From doing some planning, I think there are three types of barplots that would be good to work on supporting (and potentially more if requested):

  1. Assign each tip a bar of fixed length, and alternate the colors of the bars based on a feature metadata field. These could be either categorical colors (e.g. taxonomy annotations) or quantitative colors (e.g. Songbird/ALDEx2/etc. differential values, other types of feature importance scores as suggested by @shihuang047, etc.).

    Example: The "Host Class" ring in Fig. 1 of Song/Sanders et al. --

    prettytree

  2. Assign each tip a bar of fixed color, and alternate the lengths of the bars based on a (quantitative) feature metadata field.

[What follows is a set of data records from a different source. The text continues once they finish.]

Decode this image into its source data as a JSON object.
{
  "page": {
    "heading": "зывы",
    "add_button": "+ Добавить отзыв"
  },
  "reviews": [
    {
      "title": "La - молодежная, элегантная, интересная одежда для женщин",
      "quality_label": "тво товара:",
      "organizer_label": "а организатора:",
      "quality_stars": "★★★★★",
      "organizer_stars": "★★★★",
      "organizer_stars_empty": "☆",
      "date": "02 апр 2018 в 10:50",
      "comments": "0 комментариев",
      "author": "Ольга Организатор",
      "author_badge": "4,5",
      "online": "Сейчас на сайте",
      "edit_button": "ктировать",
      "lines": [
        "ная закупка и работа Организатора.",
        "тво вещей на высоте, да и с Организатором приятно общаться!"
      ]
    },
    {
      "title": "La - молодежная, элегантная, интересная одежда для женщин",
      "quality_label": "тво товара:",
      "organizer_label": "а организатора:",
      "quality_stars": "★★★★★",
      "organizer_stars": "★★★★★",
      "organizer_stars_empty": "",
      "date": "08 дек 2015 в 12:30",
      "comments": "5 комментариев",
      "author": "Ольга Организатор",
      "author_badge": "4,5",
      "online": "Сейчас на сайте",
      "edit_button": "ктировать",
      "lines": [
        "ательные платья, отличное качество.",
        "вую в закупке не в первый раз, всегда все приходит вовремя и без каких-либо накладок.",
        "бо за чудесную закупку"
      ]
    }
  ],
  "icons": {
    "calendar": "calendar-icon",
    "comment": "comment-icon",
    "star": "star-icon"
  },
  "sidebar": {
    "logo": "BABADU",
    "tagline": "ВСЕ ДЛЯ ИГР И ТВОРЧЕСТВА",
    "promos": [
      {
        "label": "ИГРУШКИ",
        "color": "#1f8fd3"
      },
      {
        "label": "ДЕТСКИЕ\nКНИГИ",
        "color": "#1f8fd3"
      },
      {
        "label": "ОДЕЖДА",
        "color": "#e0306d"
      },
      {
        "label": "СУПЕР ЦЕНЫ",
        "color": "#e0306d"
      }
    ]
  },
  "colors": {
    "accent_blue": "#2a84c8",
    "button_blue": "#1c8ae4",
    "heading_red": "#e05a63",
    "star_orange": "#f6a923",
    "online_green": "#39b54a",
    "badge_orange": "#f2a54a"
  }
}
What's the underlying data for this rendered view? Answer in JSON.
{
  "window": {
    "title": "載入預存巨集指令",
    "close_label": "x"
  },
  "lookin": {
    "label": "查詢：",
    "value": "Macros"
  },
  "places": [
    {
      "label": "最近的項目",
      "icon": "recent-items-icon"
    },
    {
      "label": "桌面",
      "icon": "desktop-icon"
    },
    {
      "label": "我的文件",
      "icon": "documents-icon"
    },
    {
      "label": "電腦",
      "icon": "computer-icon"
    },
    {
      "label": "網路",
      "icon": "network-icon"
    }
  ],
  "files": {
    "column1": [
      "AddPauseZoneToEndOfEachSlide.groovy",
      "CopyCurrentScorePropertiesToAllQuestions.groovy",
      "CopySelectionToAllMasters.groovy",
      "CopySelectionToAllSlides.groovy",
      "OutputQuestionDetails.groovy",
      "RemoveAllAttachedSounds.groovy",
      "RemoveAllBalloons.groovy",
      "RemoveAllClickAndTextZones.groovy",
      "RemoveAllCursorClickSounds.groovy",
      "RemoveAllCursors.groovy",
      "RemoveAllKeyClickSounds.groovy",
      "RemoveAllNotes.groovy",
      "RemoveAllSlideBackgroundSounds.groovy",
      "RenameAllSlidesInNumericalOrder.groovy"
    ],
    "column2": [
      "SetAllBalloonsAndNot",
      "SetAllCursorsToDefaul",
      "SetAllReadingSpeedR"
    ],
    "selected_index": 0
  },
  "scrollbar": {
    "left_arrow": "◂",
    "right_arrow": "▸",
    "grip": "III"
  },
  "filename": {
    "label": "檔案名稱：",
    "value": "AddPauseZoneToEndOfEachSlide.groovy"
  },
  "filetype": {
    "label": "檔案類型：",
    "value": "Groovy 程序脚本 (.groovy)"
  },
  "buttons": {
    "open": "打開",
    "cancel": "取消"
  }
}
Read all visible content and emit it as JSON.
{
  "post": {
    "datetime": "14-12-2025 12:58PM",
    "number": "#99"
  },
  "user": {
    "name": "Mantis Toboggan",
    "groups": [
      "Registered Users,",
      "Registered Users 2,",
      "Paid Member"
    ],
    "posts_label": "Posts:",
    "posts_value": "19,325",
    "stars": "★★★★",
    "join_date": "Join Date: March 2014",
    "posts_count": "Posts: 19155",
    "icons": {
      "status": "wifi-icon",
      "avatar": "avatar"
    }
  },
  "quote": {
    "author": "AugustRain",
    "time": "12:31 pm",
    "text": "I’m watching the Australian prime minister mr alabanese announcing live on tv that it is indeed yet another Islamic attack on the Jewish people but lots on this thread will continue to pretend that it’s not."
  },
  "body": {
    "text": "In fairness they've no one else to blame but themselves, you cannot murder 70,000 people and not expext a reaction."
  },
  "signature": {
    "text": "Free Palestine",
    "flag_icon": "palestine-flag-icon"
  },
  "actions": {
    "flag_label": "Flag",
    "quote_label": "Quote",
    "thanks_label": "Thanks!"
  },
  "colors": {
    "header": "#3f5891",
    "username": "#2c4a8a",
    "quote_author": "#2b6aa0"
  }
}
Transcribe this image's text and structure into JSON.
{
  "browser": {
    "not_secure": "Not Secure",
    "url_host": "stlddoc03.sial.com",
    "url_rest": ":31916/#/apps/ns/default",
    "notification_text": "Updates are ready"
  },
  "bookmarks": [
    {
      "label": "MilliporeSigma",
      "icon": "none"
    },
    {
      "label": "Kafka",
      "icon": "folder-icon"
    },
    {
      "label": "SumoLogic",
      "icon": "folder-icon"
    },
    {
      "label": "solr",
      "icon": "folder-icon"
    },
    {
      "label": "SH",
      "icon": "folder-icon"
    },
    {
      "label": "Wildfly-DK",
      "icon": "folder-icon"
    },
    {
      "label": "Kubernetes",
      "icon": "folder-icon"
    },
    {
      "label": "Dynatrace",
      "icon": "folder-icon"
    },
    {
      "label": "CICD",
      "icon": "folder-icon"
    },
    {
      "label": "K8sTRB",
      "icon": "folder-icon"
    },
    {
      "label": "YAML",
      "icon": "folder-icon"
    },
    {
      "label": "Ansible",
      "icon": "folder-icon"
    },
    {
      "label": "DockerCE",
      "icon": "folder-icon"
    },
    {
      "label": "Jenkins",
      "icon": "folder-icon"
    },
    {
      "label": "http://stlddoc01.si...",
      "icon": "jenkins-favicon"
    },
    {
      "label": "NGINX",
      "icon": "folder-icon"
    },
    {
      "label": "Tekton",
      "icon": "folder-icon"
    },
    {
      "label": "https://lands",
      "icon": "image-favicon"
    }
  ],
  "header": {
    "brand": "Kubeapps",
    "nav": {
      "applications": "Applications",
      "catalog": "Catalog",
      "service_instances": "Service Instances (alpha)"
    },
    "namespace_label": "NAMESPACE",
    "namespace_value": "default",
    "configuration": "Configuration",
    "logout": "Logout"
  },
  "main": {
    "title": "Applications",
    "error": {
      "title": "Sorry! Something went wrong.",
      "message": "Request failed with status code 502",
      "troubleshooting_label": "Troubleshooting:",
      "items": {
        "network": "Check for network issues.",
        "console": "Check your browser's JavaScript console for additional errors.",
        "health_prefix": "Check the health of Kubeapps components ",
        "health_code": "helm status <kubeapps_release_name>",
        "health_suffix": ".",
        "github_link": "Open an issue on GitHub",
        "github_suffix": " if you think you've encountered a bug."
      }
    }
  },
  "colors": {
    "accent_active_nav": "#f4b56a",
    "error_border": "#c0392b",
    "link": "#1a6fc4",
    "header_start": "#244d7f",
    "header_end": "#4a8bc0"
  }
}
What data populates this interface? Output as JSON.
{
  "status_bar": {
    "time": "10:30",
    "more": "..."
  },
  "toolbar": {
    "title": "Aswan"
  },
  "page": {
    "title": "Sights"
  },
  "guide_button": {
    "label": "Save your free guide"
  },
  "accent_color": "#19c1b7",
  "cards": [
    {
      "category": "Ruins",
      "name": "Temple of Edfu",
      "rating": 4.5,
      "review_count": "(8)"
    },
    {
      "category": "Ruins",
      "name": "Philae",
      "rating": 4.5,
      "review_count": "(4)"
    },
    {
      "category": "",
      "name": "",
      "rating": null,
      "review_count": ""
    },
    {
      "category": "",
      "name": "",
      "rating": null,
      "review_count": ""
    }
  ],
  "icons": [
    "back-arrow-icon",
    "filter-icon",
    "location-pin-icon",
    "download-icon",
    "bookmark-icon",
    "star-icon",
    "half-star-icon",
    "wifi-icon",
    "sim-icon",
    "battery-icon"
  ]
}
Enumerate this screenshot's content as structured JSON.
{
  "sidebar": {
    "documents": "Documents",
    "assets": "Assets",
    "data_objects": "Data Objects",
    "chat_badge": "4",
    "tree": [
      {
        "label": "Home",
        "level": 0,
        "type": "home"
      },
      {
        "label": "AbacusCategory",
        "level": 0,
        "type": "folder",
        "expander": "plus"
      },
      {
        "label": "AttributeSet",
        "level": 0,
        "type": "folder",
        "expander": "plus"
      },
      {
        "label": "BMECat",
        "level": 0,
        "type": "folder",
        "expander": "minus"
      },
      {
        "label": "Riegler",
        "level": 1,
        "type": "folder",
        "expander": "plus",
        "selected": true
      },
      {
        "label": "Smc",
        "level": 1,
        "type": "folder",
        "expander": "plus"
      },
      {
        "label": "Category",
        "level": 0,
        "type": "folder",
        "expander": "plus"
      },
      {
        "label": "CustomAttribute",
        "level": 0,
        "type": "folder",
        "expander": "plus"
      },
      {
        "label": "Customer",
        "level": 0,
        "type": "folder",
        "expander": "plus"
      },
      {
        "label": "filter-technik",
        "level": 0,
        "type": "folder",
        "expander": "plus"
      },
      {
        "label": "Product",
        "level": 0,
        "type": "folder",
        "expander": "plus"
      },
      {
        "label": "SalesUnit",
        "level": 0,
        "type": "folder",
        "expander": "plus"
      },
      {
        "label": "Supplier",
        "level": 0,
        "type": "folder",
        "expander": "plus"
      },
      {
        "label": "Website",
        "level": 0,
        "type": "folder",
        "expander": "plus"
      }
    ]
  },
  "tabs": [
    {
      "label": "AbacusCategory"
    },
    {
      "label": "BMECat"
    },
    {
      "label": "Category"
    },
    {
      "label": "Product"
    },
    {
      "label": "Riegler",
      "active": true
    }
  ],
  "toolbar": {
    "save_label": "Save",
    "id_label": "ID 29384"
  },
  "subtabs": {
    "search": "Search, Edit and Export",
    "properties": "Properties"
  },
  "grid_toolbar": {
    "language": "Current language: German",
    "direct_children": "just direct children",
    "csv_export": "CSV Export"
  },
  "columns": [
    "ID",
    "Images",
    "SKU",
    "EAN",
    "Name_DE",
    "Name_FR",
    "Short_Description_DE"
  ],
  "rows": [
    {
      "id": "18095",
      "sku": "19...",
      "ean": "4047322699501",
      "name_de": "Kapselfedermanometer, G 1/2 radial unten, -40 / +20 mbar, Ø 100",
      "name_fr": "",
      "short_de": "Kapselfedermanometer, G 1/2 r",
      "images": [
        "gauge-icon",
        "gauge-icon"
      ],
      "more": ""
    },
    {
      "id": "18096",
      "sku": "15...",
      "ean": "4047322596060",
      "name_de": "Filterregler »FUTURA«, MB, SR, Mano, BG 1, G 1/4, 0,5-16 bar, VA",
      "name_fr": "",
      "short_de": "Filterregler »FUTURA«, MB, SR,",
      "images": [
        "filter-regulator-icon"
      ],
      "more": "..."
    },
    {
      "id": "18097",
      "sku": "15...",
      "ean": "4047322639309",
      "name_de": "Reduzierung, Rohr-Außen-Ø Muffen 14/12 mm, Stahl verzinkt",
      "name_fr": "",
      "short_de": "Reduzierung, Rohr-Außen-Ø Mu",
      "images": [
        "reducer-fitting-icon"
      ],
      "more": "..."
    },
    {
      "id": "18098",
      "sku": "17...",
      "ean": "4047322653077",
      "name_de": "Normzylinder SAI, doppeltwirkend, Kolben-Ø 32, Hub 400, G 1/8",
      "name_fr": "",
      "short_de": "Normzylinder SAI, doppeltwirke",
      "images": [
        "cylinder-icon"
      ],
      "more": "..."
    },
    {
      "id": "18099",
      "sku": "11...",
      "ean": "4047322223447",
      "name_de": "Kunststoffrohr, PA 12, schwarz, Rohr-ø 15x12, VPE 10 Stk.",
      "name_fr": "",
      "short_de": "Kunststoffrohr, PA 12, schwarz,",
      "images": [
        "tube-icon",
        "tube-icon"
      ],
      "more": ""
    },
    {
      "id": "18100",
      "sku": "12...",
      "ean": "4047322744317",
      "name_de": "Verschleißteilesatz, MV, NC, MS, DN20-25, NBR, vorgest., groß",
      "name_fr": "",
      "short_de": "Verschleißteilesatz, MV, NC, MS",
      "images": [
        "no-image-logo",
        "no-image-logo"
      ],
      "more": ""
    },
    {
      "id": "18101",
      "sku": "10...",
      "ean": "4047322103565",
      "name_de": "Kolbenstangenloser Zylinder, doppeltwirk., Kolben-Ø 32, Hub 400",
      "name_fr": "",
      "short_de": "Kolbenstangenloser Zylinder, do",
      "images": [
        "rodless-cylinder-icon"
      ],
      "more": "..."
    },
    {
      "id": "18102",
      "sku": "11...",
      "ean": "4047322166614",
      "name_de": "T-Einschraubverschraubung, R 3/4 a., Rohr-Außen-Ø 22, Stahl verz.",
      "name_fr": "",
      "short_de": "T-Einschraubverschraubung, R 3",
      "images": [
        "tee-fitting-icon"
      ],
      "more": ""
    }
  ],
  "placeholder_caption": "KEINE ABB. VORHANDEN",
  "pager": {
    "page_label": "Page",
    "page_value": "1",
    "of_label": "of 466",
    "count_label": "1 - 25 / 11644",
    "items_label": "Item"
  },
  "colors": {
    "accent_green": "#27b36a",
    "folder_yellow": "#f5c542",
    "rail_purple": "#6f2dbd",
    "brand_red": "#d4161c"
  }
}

    Example: The relative abundance barplots in Fig. 2A of Baker et al. (not exactly comparable b/c this barplot has more than one category, but the same general idea) --

    btree

  3. Assign each tip a bar of fixed length, and draw a stacked barplot based on this tip's sample presence information for a selected sample metadata field. (To give an idea of what this would look like, for "body site" in the moving pictures dataset, tips unique to gut samples would have a completely red bar; tips split 50/50 between left and right palm samples would have a half blue / half orange bar; and so on.)

    Example: The "Diet" ring in Fig. 1 of Song/Sanders et al., see above

I imagine these are ranked roughly in order of how useful they'll be (maybe 3 and 2 could be switched around, though). So IMO it makes sense to start with the first type of barplot. (Happily, I think this will also be the easiest of the three to implement :)

Other considerations

ElDeveloper commented 4 years ago

Thanks for breaking this down @fedarko, very helpful. After thinking about this for a little bit, here's some thoughts. I had to think of it in terms of features and samples:

For drawing the bars, I think using shaders will be the most performant solution. I think addressing #214 should help us get startecd.

In both cases it sounds like we should allow to have multiple rings of information. In any case, I agree that we should start with the case that's easier to implement and move from there.


I agree 🎩-tip to iTOL and other tools like Anvio, ggtree, FigTree, Topiary Explorer, and so many more ✨